While these stadiums were active, the name "33rd Street" was synonymous with the professional sports teams that played in this northeast Baltimore neighborhood between Waverly to the west and Coldstream-Homestead-Montebello to the east, and Ednor Gardens-Lakeside to the north, being the homes of major league baseball's Baltimore Orioles (1954 to 1991), the National Football League's Baltimore Colts (1950 and 1953–1983), the Canadian Football League's Baltimore Stallions (1994 & 1995) and the NFL's Baltimore Ravens (1996 & 1997).

Old Municipal and successor Memorial Stadiums also served as an occasional high school and college football "home" venue for the Terrapins of the University of Maryland at College Park, the Midshipmen of the U.S. Naval Academy at Annapolis (including hosting the Navy–Notre Dame football rivalry and the Army–Navy Game multiple times), and the Bears of nearby Morgan State University.

33rd Street was also home to two of the nation's oldest high school football rivalries, with the annual "Turkey Bowl" (Calvert Hall College vs. Loyola Blakefield / Loyola High School) and "City-Poly Game" (Baltimore City College vs. Baltimore Polytechnic Institute) played each year on Thanksgiving Day at Memorial Stadium.

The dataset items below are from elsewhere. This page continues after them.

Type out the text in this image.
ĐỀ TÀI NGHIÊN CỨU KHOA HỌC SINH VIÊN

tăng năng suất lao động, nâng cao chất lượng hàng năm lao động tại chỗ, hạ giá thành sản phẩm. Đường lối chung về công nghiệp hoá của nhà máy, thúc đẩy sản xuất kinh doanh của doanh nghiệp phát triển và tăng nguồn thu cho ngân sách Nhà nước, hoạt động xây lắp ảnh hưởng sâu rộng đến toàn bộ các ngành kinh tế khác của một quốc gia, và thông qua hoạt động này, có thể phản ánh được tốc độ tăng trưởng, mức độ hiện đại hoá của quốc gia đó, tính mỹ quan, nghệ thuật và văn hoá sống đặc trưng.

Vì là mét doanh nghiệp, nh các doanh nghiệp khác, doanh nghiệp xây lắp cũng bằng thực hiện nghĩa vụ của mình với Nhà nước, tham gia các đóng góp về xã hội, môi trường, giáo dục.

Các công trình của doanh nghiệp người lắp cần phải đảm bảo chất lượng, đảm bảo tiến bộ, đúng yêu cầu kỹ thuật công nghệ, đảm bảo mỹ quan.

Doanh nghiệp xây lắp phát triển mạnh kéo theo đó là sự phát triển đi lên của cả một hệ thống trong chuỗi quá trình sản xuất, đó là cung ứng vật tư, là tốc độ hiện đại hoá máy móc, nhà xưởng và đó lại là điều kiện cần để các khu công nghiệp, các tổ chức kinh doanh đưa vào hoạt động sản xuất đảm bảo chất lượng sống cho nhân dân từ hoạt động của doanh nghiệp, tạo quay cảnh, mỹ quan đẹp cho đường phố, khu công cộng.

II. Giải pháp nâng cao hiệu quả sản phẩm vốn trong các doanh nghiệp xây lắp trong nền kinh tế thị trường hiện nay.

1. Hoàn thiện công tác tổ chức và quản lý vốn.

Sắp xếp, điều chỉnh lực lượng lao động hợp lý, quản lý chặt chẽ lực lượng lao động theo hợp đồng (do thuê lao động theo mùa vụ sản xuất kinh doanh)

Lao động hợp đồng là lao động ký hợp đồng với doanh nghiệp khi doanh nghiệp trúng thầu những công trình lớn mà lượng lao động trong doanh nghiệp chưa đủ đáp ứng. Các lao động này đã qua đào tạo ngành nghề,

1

The section of 33rd Street in front of the stadium was renamed "Babe Ruth Plaza" in honor of famous Baltimore baseball player George Herman ("Babe") Ruth (1895-1948), who played for the Baltimore Orioles, Boston Red Sox, and finally New York Yankees.

=== Montebello ===
On the north side of 33rd Street, near the intersection of 33rd and The Alameda, was the Federal-styled mansion and estate of Montebello, named after the European battle. Built in 1799, it originally belonged to Samuel Smith, a famous city merchant/financier, U.S. Representative, U.S. Senator, Mayor and commanding Major General of Maryland State Militia during the War of 1812 and the Battle of Baltimore. It was razed circa 1907.